Scale to Millions of Users
How to design a system that supports millions of users? What are the challenges to scaling it up to serve millions of users?
How to design a system that supports millions of users? What are the challenges to scaling it up to serve millions of users?
Here's the single server setup. The web server hosts the source codes, assets like media files, and database installed in a single instance.
If this single server breaks, the entire system is down.
Now let's see how we can break it down into scalable components and scale it horizontally.
- The web tier must be stateless. Move session data and users' files to shared storage, i.e., S3.
- Add a load balancer. Evenly distributes incoming traffic to stateless web servers.

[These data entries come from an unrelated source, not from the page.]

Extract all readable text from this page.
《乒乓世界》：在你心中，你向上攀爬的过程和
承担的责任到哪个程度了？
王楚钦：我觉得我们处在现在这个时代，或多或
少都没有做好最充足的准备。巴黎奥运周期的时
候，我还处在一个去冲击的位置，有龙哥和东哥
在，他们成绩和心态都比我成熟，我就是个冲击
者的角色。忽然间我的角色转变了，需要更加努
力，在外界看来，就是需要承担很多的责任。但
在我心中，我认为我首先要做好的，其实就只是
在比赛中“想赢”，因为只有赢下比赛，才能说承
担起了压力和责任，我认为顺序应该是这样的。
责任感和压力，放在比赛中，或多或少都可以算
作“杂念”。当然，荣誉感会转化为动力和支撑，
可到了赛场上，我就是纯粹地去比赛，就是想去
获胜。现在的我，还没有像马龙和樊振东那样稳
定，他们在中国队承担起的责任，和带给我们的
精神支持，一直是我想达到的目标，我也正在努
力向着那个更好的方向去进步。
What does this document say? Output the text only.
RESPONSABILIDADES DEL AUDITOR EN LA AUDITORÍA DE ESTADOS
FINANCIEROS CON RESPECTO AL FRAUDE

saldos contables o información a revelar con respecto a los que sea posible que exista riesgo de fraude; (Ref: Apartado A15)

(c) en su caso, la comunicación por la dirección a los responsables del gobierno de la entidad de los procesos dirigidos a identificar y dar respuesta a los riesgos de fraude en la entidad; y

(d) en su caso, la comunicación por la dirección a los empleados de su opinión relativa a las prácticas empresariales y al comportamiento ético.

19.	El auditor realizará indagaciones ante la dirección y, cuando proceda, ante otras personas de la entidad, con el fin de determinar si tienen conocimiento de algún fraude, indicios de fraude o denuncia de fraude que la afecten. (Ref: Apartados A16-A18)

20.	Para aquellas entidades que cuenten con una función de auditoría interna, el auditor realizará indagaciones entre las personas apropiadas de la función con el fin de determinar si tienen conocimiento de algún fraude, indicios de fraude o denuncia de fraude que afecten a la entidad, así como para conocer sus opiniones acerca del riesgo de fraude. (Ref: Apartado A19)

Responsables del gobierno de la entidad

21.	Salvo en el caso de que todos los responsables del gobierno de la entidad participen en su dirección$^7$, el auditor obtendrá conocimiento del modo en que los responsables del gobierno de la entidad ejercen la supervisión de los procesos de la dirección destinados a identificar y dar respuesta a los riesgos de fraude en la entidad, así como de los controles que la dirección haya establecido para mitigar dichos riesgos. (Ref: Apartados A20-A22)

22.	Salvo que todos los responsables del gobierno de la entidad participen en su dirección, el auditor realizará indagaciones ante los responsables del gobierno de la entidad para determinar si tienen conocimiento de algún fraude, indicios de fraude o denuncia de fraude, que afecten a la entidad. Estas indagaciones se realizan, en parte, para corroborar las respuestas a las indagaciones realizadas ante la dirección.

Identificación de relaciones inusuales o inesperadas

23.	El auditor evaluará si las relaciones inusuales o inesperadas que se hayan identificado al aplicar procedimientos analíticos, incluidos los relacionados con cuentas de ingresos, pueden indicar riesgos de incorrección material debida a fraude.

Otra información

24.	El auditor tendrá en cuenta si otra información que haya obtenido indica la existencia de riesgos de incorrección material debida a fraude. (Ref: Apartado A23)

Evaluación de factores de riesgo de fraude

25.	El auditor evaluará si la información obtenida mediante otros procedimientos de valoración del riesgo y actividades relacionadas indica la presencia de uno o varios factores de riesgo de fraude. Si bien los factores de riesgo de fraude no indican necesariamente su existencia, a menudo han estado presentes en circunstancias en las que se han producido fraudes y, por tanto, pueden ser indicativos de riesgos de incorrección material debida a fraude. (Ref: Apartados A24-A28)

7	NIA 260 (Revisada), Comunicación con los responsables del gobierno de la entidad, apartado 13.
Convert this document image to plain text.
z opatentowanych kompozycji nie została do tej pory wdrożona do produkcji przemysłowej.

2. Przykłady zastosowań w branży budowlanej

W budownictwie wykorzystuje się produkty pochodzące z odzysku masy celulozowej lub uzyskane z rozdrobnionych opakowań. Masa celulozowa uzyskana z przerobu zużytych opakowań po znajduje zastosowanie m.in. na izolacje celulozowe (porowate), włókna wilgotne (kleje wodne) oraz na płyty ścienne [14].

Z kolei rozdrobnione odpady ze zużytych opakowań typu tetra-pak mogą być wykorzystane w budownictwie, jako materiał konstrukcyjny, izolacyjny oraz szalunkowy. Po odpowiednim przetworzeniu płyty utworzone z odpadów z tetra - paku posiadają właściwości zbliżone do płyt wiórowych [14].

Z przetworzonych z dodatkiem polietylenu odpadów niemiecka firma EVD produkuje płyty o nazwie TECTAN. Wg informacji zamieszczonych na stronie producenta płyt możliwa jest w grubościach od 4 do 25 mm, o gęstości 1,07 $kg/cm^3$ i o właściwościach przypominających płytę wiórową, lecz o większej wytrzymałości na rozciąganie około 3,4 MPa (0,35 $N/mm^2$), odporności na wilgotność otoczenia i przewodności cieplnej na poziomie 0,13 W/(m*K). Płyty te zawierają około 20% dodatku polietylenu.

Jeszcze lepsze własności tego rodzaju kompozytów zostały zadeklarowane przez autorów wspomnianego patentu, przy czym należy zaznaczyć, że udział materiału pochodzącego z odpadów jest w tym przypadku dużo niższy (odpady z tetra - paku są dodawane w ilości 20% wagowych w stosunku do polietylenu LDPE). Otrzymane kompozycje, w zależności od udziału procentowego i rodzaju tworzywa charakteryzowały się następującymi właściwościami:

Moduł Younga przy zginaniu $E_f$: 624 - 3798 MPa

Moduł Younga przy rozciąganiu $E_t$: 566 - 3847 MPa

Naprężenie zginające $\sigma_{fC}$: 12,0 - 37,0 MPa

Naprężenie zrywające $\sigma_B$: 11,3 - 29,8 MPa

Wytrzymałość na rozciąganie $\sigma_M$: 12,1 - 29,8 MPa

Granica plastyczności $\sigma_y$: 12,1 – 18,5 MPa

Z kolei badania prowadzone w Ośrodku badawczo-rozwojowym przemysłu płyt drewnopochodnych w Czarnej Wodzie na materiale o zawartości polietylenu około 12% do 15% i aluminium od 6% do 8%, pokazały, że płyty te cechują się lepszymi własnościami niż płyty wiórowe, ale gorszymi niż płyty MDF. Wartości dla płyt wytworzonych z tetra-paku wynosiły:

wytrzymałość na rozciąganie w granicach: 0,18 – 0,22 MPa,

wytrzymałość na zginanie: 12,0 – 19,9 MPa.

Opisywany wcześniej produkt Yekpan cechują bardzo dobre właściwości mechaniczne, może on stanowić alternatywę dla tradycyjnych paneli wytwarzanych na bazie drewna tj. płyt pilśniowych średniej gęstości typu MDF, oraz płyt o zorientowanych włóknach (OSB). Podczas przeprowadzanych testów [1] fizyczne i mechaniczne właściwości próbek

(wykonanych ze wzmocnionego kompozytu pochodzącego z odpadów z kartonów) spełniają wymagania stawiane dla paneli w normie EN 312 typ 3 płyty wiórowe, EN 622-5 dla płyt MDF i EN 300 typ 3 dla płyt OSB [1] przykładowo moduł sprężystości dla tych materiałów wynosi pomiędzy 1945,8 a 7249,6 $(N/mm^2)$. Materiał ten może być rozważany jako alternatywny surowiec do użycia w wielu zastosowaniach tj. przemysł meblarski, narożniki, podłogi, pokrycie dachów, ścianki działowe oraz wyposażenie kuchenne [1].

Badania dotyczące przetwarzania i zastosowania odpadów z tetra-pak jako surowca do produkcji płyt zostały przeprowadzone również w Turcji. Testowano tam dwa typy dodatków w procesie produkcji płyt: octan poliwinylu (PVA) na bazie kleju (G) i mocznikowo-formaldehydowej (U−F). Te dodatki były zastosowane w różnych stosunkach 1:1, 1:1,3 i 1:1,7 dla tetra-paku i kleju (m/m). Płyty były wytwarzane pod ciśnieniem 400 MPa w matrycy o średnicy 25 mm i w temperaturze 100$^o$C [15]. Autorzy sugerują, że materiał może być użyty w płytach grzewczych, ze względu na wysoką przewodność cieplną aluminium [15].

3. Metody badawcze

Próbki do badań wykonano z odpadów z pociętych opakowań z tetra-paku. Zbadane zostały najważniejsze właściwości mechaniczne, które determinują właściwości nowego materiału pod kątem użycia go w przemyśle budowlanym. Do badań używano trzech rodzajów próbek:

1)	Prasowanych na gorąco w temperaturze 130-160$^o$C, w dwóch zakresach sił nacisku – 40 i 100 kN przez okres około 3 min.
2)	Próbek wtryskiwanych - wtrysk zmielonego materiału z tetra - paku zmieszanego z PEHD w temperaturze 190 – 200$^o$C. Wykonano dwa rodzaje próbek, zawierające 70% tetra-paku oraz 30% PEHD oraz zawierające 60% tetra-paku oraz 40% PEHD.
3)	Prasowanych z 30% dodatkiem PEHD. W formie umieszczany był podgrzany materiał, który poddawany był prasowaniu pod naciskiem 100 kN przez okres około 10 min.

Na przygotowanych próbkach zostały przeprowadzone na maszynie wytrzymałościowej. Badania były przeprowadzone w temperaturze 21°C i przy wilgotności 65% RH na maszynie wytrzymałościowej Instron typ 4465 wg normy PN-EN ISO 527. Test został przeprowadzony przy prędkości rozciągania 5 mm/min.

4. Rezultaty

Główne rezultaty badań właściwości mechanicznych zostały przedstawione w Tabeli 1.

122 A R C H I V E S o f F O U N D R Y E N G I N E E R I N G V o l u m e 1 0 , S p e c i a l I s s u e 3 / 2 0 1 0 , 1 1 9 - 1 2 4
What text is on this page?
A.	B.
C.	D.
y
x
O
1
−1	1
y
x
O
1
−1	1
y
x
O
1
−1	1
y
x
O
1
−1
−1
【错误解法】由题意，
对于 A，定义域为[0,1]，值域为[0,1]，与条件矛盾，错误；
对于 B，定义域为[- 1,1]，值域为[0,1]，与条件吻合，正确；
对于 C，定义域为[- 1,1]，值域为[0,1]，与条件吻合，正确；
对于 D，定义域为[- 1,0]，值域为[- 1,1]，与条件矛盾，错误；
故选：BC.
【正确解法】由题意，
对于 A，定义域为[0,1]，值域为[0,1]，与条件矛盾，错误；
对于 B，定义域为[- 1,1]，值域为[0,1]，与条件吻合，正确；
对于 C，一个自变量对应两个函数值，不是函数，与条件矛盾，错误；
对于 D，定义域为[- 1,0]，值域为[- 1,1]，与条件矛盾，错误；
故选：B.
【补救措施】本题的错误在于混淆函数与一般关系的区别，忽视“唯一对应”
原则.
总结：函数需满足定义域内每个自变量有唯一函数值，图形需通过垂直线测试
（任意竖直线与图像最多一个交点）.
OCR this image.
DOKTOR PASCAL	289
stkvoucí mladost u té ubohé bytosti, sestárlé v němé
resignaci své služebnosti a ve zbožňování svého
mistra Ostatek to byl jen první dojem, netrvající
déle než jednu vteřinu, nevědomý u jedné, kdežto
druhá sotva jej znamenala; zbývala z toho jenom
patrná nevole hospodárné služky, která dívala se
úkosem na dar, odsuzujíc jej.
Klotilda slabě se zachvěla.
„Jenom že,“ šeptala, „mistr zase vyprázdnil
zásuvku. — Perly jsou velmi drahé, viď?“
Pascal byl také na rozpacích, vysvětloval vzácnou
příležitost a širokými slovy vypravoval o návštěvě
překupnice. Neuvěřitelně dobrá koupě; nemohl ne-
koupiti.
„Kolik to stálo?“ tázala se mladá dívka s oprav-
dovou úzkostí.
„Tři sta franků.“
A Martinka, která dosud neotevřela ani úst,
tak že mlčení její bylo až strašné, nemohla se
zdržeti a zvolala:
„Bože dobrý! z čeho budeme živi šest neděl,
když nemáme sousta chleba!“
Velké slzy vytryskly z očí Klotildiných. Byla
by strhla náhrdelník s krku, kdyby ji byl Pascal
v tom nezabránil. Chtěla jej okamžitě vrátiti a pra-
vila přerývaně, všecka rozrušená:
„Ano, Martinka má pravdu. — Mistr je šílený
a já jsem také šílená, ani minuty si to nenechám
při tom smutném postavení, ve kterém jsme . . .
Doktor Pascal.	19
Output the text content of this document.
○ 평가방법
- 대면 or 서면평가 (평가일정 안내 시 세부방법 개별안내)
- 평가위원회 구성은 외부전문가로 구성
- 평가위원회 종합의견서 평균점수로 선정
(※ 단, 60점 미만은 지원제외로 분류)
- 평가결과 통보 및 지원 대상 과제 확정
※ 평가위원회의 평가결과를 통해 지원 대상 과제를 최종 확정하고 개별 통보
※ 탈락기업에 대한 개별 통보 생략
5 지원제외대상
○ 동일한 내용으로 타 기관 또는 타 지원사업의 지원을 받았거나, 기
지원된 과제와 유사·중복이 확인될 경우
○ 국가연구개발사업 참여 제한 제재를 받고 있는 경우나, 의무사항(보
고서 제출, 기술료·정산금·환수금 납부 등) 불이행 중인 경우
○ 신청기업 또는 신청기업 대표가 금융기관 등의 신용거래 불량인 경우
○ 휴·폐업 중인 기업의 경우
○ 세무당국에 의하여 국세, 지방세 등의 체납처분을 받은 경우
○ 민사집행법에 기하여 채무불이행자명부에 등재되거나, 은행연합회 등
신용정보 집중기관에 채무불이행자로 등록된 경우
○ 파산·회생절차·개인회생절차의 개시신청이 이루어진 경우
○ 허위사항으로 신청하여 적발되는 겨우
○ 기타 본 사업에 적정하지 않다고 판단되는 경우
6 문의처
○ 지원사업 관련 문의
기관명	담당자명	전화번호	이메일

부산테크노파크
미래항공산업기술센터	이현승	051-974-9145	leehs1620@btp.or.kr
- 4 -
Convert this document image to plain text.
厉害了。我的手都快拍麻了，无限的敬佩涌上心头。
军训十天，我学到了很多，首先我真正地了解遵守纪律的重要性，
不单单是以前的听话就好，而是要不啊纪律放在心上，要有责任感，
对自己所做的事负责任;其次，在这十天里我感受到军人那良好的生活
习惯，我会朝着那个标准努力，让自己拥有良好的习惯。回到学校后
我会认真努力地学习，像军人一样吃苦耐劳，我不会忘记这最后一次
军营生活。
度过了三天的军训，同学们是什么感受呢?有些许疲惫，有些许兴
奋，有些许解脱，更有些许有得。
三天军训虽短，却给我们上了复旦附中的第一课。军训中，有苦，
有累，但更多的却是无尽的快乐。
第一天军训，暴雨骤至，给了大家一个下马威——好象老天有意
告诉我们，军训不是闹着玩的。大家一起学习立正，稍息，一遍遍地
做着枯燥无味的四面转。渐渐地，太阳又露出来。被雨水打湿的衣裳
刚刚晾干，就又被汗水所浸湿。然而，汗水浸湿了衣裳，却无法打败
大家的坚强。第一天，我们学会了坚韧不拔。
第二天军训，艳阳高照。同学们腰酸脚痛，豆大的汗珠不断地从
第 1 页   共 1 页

So we can add more servers to the pool.
- Database replication (master-slave model). The Master database supports only write operations. Slave databases only support read operations. This way, we can improve performance and site reliability.
- NoSQL database for non-relational databases like caching and message queue (explain below).
- Cache storage for frequently accessed data. It will help reduce calls to the database and improve response time. So cache data as much as we can.
- Host static content in CDN. Improve load time when users get static files like media from the nearest CDN server.
- Message queue to support asynchronous communication. Decouple the heavy stuff like photo processing to the background.
- Send logs to external services like ElasticSearch. Monitor logs from one central dashboard. The same applies to the server metrics (CPU, Memory, disk I/O, health checks) and business metrics (users, revenue analytics).